Aleister Black Reveals Vince McMahon Thought His Character Was A Vampire

Aleister Black in WWE
Aleister Black | WWE

Aleister Black has shed new light on one of the more curious creative decisions made during his WWE run — and it all traces back to how Vince McMahon interpreted his character.

In a new interview with WrestleRant, Black revealed that McMahon believed the Aleister Black persona was essentially a vampire, which directly influenced a notable change to his main roster presentation.

When Black debuted on Raw and SmackDown, WWE added a creaking sound effect to the start of his entrance — a noise that many fans felt clashed with the dark, stoic mystique he carried through NXT. According to Black, the sound was entirely McMahon’s idea.

“That was definitely a Vince thing.
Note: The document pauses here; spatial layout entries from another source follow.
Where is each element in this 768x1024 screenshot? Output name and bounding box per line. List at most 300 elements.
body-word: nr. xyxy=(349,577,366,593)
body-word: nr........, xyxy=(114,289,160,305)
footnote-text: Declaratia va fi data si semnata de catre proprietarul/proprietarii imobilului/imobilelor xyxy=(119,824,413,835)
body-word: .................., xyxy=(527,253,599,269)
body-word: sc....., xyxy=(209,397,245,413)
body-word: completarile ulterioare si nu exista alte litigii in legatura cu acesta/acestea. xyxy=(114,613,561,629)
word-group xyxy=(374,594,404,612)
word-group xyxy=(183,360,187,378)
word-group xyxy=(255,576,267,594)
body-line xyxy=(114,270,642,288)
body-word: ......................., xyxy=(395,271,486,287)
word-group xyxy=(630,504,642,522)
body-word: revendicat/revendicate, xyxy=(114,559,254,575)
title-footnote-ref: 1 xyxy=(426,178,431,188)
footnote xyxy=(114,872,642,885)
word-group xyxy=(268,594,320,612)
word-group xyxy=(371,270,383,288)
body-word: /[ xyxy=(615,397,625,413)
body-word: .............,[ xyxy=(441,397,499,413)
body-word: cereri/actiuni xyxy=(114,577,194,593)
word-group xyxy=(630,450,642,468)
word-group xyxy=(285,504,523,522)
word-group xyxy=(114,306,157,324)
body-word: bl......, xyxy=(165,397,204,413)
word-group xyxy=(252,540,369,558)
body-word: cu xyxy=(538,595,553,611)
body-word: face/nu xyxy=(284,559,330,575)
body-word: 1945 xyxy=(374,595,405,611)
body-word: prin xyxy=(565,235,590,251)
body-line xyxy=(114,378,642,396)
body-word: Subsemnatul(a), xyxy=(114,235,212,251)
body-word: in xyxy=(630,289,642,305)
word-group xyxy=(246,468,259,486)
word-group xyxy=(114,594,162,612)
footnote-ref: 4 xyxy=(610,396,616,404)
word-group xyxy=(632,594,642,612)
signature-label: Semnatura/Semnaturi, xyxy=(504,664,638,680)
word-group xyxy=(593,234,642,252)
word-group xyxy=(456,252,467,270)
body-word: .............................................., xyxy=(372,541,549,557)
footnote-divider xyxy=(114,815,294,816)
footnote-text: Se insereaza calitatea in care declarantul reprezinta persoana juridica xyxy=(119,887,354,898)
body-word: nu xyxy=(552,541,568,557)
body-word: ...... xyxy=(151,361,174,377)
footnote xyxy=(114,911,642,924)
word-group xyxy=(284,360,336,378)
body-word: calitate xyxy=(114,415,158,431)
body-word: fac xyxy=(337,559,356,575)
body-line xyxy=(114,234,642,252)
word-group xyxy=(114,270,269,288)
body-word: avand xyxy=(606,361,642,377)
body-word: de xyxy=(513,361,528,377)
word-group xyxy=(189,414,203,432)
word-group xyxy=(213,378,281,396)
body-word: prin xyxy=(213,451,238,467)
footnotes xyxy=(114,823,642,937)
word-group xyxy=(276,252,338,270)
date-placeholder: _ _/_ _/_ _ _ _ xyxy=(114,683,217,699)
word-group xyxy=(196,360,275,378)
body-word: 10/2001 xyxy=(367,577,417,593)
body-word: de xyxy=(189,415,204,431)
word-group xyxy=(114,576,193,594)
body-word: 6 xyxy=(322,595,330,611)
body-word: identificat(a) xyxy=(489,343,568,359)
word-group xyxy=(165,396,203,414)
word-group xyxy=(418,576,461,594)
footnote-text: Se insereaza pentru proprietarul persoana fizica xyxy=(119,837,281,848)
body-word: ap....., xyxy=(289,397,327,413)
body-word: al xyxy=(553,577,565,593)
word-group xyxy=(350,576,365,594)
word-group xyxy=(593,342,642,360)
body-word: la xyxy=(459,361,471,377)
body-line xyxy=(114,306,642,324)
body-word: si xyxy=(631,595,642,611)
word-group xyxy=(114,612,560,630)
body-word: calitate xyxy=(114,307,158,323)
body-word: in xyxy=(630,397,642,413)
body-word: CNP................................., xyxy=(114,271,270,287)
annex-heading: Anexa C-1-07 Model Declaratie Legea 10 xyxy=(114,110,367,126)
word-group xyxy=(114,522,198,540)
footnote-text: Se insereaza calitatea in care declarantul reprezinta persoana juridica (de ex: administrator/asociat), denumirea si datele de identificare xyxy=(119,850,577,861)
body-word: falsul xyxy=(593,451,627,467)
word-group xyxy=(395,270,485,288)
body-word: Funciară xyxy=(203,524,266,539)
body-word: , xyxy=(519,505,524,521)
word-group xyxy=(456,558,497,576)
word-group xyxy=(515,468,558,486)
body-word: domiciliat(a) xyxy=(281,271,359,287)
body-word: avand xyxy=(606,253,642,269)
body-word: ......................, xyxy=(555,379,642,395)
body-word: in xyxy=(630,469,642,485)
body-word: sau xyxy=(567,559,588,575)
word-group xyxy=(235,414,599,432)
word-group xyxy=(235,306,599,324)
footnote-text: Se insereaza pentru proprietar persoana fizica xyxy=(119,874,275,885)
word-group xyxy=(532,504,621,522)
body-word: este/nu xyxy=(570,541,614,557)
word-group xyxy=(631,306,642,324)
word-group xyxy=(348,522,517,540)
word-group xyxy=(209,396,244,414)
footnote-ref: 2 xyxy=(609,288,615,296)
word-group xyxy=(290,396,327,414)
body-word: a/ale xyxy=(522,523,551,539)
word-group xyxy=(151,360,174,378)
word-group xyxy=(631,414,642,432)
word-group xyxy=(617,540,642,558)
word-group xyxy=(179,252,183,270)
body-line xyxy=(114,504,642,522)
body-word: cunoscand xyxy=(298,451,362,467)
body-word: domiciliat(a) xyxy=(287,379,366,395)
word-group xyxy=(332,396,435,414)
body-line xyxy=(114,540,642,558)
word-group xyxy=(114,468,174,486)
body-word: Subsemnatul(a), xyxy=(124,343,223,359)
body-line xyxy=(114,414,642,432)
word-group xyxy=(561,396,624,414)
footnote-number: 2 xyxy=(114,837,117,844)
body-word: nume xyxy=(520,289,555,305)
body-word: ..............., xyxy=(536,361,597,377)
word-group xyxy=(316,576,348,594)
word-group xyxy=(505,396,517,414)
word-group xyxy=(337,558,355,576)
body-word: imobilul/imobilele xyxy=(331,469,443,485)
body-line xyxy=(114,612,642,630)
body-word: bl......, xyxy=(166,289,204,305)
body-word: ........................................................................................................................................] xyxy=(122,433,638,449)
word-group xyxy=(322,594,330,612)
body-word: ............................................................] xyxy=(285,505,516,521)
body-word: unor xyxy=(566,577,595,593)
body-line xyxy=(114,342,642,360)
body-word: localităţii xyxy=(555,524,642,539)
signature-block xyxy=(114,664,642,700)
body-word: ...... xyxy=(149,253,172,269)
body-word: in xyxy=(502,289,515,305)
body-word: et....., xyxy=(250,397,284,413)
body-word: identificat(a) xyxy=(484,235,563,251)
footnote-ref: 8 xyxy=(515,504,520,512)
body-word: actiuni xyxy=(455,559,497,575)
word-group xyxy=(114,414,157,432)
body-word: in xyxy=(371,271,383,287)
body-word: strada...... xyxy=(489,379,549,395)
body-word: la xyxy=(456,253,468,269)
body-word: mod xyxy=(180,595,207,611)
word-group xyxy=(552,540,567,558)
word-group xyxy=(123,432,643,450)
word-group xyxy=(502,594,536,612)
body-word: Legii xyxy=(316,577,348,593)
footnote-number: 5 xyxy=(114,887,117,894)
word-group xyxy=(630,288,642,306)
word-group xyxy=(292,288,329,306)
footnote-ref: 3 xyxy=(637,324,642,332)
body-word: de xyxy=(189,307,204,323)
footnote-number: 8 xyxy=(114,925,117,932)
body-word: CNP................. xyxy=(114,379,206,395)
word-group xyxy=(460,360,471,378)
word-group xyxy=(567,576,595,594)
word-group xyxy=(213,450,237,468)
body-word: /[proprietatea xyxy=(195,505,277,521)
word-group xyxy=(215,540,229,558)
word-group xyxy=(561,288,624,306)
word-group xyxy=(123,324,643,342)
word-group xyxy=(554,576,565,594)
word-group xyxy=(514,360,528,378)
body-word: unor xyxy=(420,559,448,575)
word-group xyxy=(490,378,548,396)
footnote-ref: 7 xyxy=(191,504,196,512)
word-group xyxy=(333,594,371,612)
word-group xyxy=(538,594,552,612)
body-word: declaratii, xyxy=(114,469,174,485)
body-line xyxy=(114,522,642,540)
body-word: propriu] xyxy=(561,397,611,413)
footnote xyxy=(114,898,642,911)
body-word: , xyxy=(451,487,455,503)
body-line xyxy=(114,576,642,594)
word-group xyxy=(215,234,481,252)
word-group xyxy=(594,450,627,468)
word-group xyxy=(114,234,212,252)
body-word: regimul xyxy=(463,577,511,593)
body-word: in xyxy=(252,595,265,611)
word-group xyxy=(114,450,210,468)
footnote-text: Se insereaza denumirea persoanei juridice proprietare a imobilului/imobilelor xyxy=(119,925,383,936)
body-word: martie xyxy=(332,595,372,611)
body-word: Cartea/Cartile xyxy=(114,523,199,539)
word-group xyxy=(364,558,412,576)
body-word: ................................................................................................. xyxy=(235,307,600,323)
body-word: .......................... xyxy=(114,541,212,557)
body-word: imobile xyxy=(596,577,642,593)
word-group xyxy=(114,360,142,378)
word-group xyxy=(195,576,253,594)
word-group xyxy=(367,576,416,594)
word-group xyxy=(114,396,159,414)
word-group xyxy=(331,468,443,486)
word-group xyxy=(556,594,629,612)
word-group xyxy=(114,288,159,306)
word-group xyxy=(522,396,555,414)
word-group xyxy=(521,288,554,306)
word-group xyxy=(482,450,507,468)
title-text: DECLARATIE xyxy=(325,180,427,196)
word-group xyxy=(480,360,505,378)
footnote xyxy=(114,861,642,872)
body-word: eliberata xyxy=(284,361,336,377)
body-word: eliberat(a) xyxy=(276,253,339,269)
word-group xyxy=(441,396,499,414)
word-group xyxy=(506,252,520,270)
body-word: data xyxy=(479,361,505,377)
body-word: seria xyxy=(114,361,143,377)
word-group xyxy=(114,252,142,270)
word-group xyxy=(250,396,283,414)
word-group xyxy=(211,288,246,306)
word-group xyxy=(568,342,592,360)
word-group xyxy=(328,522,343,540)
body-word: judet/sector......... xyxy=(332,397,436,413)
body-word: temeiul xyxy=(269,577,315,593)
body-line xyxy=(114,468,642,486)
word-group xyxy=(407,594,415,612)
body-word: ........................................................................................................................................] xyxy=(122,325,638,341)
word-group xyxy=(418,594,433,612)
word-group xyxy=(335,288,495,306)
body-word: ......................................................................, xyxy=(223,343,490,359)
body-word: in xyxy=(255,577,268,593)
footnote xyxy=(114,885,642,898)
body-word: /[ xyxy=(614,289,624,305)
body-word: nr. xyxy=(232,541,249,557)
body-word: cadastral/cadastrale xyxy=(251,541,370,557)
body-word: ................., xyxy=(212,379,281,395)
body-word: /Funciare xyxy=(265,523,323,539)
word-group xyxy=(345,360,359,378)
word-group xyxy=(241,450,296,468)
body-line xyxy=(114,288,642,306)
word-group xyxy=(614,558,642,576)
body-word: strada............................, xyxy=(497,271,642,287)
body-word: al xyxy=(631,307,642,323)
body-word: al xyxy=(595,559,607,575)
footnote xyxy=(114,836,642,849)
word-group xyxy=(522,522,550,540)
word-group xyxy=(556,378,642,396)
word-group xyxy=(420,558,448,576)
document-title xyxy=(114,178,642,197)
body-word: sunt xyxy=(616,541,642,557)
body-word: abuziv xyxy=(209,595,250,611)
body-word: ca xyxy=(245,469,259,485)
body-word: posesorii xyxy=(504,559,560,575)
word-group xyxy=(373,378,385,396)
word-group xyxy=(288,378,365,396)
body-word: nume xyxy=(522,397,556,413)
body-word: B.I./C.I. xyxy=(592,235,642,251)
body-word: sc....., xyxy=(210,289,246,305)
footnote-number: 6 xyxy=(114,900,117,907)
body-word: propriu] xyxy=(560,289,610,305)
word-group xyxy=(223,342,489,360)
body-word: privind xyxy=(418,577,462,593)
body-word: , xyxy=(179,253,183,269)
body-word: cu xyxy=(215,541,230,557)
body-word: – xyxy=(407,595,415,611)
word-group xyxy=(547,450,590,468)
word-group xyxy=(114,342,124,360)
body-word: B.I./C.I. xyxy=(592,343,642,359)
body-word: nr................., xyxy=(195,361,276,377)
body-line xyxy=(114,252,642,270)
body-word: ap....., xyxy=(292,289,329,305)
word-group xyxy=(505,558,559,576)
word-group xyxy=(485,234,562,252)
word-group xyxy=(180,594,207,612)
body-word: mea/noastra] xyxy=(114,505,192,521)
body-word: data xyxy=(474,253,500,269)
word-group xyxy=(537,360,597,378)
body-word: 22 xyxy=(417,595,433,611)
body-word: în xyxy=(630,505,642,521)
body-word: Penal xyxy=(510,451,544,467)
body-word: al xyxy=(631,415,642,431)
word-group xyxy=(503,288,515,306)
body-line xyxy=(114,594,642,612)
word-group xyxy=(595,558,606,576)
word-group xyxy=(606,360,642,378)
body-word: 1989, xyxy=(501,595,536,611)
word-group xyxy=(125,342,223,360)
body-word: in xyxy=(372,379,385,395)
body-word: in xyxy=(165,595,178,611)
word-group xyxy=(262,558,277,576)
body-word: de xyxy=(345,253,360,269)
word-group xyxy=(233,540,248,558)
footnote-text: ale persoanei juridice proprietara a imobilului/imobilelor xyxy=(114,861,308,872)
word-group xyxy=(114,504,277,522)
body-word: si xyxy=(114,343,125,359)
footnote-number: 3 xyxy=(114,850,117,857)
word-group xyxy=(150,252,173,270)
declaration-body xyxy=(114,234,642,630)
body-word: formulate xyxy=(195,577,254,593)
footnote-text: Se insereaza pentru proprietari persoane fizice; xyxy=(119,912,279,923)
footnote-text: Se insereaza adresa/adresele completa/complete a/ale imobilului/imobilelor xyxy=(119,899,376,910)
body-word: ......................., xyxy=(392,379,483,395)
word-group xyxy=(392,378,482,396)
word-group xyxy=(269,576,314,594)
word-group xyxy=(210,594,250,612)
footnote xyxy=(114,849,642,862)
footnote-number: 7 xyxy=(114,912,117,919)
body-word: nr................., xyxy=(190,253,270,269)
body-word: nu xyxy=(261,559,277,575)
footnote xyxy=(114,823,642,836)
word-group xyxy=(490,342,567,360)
I think Vince thought that the character was a vampire and felt like old school Nosferatu, rising up. 1920s Count Orlock type,” Black said. “So he felt that he heard a creek and that’s why he wanted to have the creek there.”

The entrance itself — with Black rising slowly from a platform — was already gothic and cinematic. Still, the creaking noise sparked immediate backlash among fans, who felt it cheapened the presentation. Black said he understood their frustration, even if he wasn’t personally bothered by the sound effect.

“I didn’t mind it as much but I feel like for fans, it was a little bit of a discontinuation of what [they] love and see,” he explained. “Change is always difficult for a lot of people to accept and this wasn’t the biggest change, but I do feel that I understand where fans were coming from because I don’t personally think that it added a lot.”

Black acknowledged that the sound effect clashed with the version of the character he envisioned.

“It also kind of negated what I thought of what the character was, so it’s a different translation, but at the same time, like I could translate it and it was fine,” he continued. “It didn’t make me a very different character just because it was a creek, but yeah, that’s something that he wanted to do and that was fine. It didn’t change my mind on a lot of things, but it was definitely his thought process in that regard.”

While the creaking sound never defined his WWE run, Black’s story offers another rare glimpse into the creative instincts of Vince McMahon — and how even small production tweaks can dramatically shift how fans perceive a character on the main roster.